As expected at the end of April, those men whose terms had expired left, leaving gaping places in the lines that could not readily be filled. But there was more: the shortages of food had reached a true crisis, with the forage in the area long exhausted and months before the new season’s crops could be expected. Men stole not only from one another, but left camp without permission to steal what they could from the outlying farms. No threats of punishment deterred them; they were that hungry.

When my mother had traveled from Albany, she had brought with her provisions from our farms. These we rationed out for our own use, and never left untended in our kitchen. In fact I suspected that the sentries that His Excellency had posted outside our house, day and night, were as much to guard our provisions as our persons, and from her own generosity of spirit, my mother made sure to give each of these men a share from our own dinner when his station was done.

The word that reached us in May from the Southern Army was nothing short of disastrous. As feared, the British had laid siege to Charleston by land and by sea. The Americans under Major General Lincoln fought bravely and for as long as they could, but they were grossly outnumbered and outfought. When the British cannon began to rain heated shot upon the city, causing fires to homes and public buildings alike, the army and the city had no choice but to surrender.

The British victory was more costly than anyone in the North had expected. Nearly five thousand Continental soldiers surrendered and were made prisoner, and the British also captured more than three hundred cannons, six thousand muskets, and several tons of gunpowder—a grievous loss in every way.

The British now had possession of the largest city in the south with the best harbor, and further, by their decisive actions, they had won back the allegiance of many of the citizens who’d wearied of the long war. As Alexander told me in gloomy confidence, General Washington himself could have gone to Charleston and met only defeat, the odds were so much against the Continental troops.

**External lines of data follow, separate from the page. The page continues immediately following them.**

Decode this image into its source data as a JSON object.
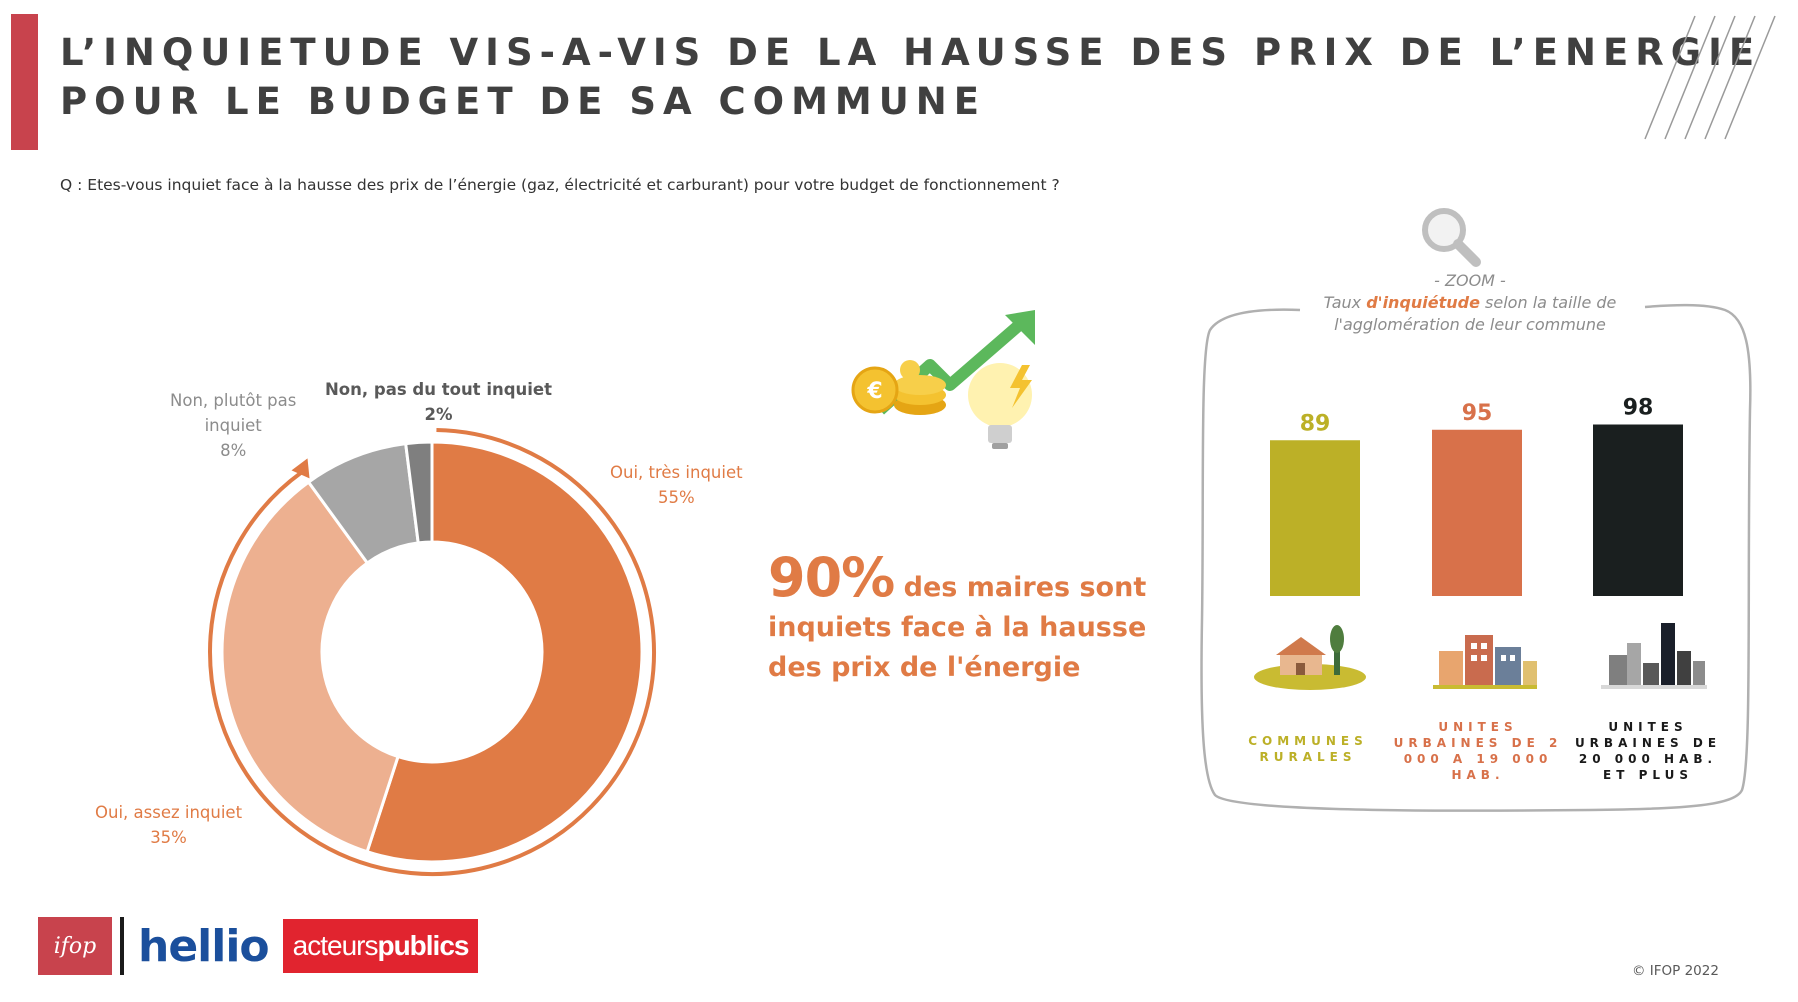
{
  "header": {
    "title_line1": "L’INQUIETUDE VIS-A-VIS DE LA HAUSSE DES PRIX DE L’ENERGIE",
    "title_line2": "POUR LE BUDGET DE SA COMMUNE",
    "question": "Q : Etes-vous inquiet face à la hausse des prix de l’énergie (gaz, électricité et carburant) pour votre budget de fonctionnement ?"
  },
  "headline": {
    "big": "90%",
    "line1": "des maires sont",
    "line2": "inquiets face à la hausse",
    "line3": "des prix de l'énergie"
  },
  "zoom": {
    "label": "- ZOOM -",
    "line1_pre": "Taux ",
    "line1_highlight": "d'inquiétude",
    "line1_post": " selon la taille de",
    "line2": "l'agglomération de leur commune"
  },
  "chart_data": [
    {
      "type": "pie",
      "variant": "donut",
      "slices": [
        {
          "label": "Oui, très inquiet",
          "value": 55,
          "display": "55%",
          "color": "#e07b45"
        },
        {
          "label": "Oui, assez inquiet",
          "value": 35,
          "display": "35%",
          "color": "#edb090"
        },
        {
          "label": "Non, plutôt pas inquiet",
          "value": 8,
          "display": "8%",
          "color": "#a6a6a6"
        },
        {
          "label": "Non, pas du tout inquiet",
          "value": 2,
          "display": "2%",
          "color": "#7f7f7f"
        }
      ]
    },
    {
      "type": "bar",
      "categories": [
        "COMMUNES RURALES",
        "UNITES URBAINES DE 2 000 A 19 000 HAB.",
        "UNITES URBAINES DE 20 000 HAB. ET PLUS"
      ],
      "values": [
        89,
        95,
        98
      ],
      "colors": [
        "#bcb027",
        "#d8714a",
        "#1a1f1f"
      ],
      "ylim": [
        0,
        100
      ]
    }
  ],
  "footer": {
    "logo_ifop": "ifop",
    "logo_hellio": "hellio",
    "logo_ap_light": "acteurs",
    "logo_ap_bold": "publics",
    "copyright": "© IFOP 2022"
  }
}
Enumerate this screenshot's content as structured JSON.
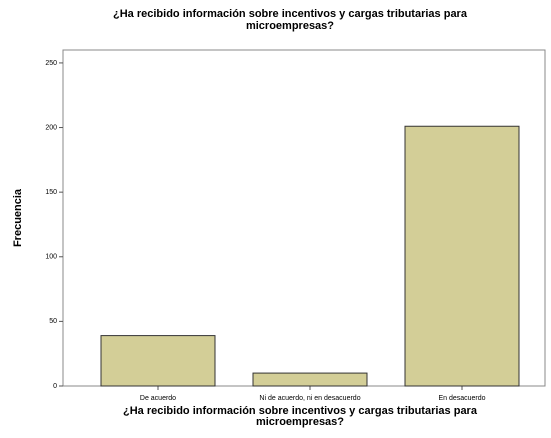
{
  "chart_data": {
    "type": "bar",
    "title": [
      "¿Ha recibido información sobre incentivos y cargas tributarias para",
      "microempresas?"
    ],
    "x_label": [
      "¿Ha recibido información sobre incentivos y cargas tributarias para",
      "microempresas?"
    ],
    "y_label": "Frecuencia",
    "categories": [
      "De acuerdo",
      "Ni de acuerdo, ni en desacuerdo",
      "En desacuerdo"
    ],
    "values": [
      39,
      10,
      201
    ],
    "color": "#d3ce97",
    "ylim": [
      0,
      260
    ],
    "yticks": [
      0,
      50,
      100,
      150,
      200,
      250
    ],
    "grid": false
  }
}
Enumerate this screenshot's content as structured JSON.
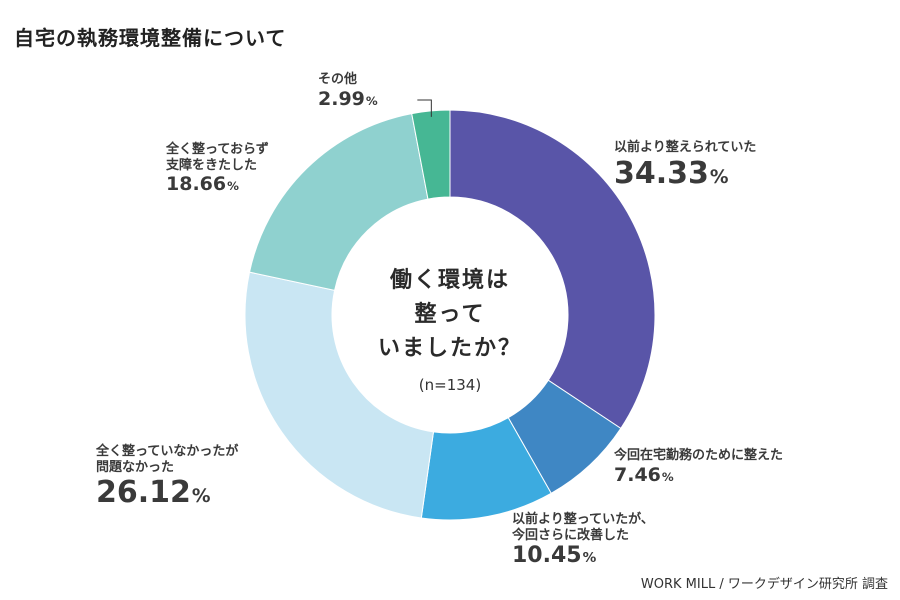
{
  "title": "自宅の執務環境整備について",
  "center": {
    "question_lines": [
      "働く環境は",
      "整って",
      "いましたか？"
    ],
    "sample": "(n=134)"
  },
  "source": "WORK MILL / ワークデザイン研究所 調査",
  "chart_data": {
    "type": "pie",
    "donut": true,
    "title": "自宅の執務環境整備について",
    "slices": [
      {
        "label": "以前より整えられていた",
        "value": 34.33,
        "display": "34.33",
        "color": "#5955a8"
      },
      {
        "label": "今回在宅勤務のために整えた",
        "value": 7.46,
        "display": "7.46",
        "color": "#3f87c4"
      },
      {
        "label": "以前より整っていたが、今回さらに改善した",
        "value": 10.45,
        "display": "10.45",
        "color": "#3cabe0"
      },
      {
        "label": "全く整っていなかったが問題なかった",
        "value": 26.12,
        "display": "26.12",
        "color": "#c9e6f3"
      },
      {
        "label": "全く整っておらず支障をきたした",
        "value": 18.66,
        "display": "18.66",
        "color": "#8fd1cf"
      },
      {
        "label": "その他",
        "value": 2.99,
        "display": "2.99",
        "color": "#46b794"
      }
    ],
    "label_lines": [
      [
        "以前より整えられていた"
      ],
      [
        "今回在宅勤務のために整えた"
      ],
      [
        "以前より整っていたが、",
        "今回さらに改善した"
      ],
      [
        "全く整っていなかったが",
        "問題なかった"
      ],
      [
        "全く整っておらず",
        "支障をきたした"
      ],
      [
        "その他"
      ]
    ],
    "unit": "%"
  }
}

At the same time, there was misfortune in Morristown, too. In May, a number of the Connecticut troops fomented an out-and-out mutiny against their officers, citing the lack of pay, food, and respect from Congress. The mutiny was quickly put down, but a number of their leaders were sentenced to death. They were not alone in their infamy, either. Several other men were sentenced for crimes including repeated desertion and forgery, bringing the total of eleven criminals. Some were to be hung for their sins, and others shot.